We’re really hoping to make a dent in customers’ GPU expenditure so they can allocate that to more innovation, more AI and ML workloads, and more higher order services that provide so much value.

– Rahul Subramaniam, CloudFix CEO and founder, on the new GPU right-sizing fixer

Choosing a GPU has always been about trade-offs: you want to make sure it meets your requirements, that it complements the rest of the system, and that it’s a good value. This is slightly cringe worthy (check out that shirt), but here is me in 1999 showing the GPU in my computer build. That GPU was the last of the infamous Voodoo graphics cards. I remember comparing these to the NVIDIA GeForce cards using an Excel sheet. Looking back, that was a real turning point for GPUs, as NVIDIA soon became dominant in that space. 

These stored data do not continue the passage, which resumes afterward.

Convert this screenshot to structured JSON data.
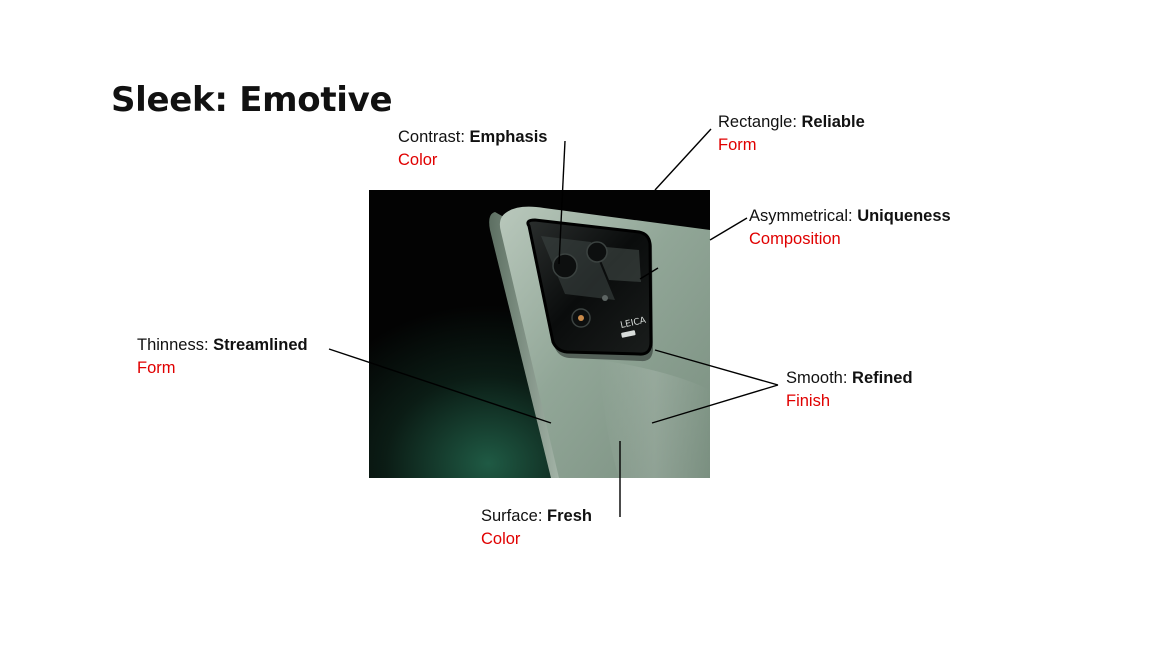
{
  "title": "Sleek: Emotive",
  "annotations": {
    "contrast": {
      "attribute": "Contrast",
      "quality": "Emphasis",
      "category": "Color"
    },
    "rectangle": {
      "attribute": "Rectangle",
      "quality": "Reliable",
      "category": "Form"
    },
    "asymmetrical": {
      "attribute": "Asymmetrical",
      "quality": "Uniqueness",
      "category": "Composition"
    },
    "thinness": {
      "attribute": "Thinness",
      "quality": "Streamlined",
      "category": "Form"
    },
    "smooth": {
      "attribute": "Smooth",
      "quality": "Refined",
      "category": "Finish"
    },
    "surface": {
      "attribute": "Surface",
      "quality": "Fresh",
      "category": "Color"
    }
  },
  "photo": {
    "logo_text": "LEICA"
  },
  "colors": {
    "category": "#e00000",
    "text": "#111111",
    "phone_body": "#8fa595",
    "background": "#050505"
  }
}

Stephen in a totally fashionable shirt Stephen presenting his new GPU

As the expression goes, some things don’t change… here we are, 25 years later, still worried about the price/performance of GPUs! These days, however, we have some awesome tools to help us make the choice (sorry, Excel.) Plus, because we’re now dealing with the cloud, we aren’t locked into that choice, but can change our instance type on demand. 

With that introduction, drumroll please…

We are very excited to announce a brand-new CloudFix fixer: right-sizing GPU instances. If you have a G4dn or P3 instance, these instances can now be automatically resized in a way that still maintains performance guarantees. Here’s our CEO and founder Rahul Subramaniam on this powerful new feature:

Why did we prioritize adding this fixer? In our current age of generative AI, there’s more demand than ever for GPU instances. The industry is consuming GPUs as fast as they can be produced. GPUs are an exciting tool to add to the toolbox – but they’re also pricey. As more businesses start to use them, we want to make sure that you’re controlling costs while taking advantage of these instances’ power. 

Let’s look at how GPU costs add up, what you can do about it manually, and of course, how to right-size GPU instances easily and automatically with CloudFix. 

Table of Contents

  1. GPUs: Powerful, performant, and pricey
  2. Meet the Compute Optimizer optimization engine
  3. Four prerequisites for right-sizing GPU instances
    1. Enable Compute Optimizer
    2. Install the CloudWatch agent
    3. Confirm the NVIDIA driver is installed and configure the CloudWatch agent
    4. Validate that the metrics are being monitored
  4. How to right-size GPU instances
    1.  Use the CUR to find GPU instances
    2. Right-size GPU instances with low risk and high reward
  5. Right-size GPU instances automatically with CloudFix

1. GPUs: Powerful, performant, and pricey

First, some context. GPUs are “Graphics Processing Units” and were originally designed to do exactly that. Gamers, video editors, and 3D artists drove the demand for these processors for their graphics capabilities. Young me (pictured above) got that GPU to play Descent 3 and Age of Empires II. 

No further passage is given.